As the sleepless hours clicked by, I had a moment of clarity: I realised this idea of what drives change in us extended beyond my own life and into the larger world. To many of us lucky enough to live in developed countries, the threats to our oceans don’t seem that dire day-to-day. Our seafood counters are loaded with fish and shellfish. Visits to beaches don’t usually end with stings. The water doesn’t, on the whole, make us sick.

That’s not always the case, of course. Intermittently we have been receiving warnings. More intense hurricanes and more frequent floods remind us that things are not as they should be. But most of the time, many of us on the industrialised side of the planet feel comfortable. Our world is still functional.

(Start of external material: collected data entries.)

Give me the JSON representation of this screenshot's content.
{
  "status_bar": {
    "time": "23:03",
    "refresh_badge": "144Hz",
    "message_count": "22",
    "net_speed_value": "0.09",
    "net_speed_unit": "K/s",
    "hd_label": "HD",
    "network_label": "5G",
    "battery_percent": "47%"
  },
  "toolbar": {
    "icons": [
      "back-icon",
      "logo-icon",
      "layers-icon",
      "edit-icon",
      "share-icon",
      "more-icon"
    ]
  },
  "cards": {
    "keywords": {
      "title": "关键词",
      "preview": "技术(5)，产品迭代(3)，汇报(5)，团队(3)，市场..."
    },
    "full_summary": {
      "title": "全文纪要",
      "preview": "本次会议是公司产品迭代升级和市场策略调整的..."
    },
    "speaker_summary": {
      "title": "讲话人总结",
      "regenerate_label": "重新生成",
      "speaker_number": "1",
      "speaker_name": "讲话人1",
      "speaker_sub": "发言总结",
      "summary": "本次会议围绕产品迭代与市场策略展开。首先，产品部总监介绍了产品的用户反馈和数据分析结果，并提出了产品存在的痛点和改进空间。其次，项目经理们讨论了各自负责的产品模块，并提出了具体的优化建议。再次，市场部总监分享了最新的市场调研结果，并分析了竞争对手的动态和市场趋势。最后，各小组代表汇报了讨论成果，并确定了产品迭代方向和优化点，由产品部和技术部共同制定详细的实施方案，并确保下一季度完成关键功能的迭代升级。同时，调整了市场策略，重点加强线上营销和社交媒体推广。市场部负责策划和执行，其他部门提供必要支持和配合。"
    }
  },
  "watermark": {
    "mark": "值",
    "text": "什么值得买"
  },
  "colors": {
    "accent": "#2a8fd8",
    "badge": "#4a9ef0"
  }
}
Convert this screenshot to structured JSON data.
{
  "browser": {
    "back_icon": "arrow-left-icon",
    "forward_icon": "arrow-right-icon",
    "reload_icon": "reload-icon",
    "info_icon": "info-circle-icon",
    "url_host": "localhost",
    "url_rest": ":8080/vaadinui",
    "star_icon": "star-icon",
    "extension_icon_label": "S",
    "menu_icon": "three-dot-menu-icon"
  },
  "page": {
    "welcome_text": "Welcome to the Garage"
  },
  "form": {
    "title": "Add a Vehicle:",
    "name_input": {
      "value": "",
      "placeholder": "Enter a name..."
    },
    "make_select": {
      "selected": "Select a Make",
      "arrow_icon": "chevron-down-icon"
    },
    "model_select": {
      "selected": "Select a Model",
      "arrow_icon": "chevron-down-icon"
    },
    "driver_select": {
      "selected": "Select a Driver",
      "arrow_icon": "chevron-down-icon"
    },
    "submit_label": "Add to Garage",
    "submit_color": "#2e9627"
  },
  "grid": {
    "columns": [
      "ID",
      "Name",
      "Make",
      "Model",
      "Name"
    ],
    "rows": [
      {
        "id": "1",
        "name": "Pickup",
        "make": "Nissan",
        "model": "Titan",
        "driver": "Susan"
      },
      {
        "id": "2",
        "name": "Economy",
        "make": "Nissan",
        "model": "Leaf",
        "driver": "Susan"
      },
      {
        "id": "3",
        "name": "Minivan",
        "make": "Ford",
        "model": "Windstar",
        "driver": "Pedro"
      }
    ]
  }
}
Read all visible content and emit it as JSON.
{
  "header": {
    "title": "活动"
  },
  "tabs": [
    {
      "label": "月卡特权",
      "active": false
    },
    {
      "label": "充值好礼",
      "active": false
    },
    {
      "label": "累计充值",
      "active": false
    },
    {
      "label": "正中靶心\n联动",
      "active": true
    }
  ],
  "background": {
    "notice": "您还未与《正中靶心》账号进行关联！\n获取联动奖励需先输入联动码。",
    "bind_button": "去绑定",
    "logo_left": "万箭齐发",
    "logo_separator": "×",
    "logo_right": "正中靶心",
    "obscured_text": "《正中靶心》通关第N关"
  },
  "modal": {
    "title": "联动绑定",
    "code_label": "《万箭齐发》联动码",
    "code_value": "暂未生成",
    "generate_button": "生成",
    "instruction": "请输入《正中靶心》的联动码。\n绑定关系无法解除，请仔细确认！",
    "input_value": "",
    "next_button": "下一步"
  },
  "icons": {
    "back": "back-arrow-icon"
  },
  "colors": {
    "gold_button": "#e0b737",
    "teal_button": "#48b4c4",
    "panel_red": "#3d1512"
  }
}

So, why isn’t protecting our life-sustaining ocean more urgent? We haven’t yet reached the low point. Intellectually, we know we have problems, but we don’t feel them intensely enough. And so we figuratively pour bleach on the evidence. We ignore the ocean.

Disconcerting as this realisation was, a pinprick of light shined through my epiphany’s darkest corner. What was at risk wasn’t a boyfriend, a job or a move. It was so much more: our oceans, our health, our planet. I hoped we could change course before the waves took us under. But such a change would require willingness. It would require co-operative intention and effort. It would mean collectively growing a spine.

That’s where I came in. No more spineless, self-sabotaging fear. I needed to take action, to set my own course on my jellyfish odyssey, and then to share my voice with the world. Jellyfish – misunderstood, maligned, resilient, and of course, gloriously spineless – gave me the backbone to do just that.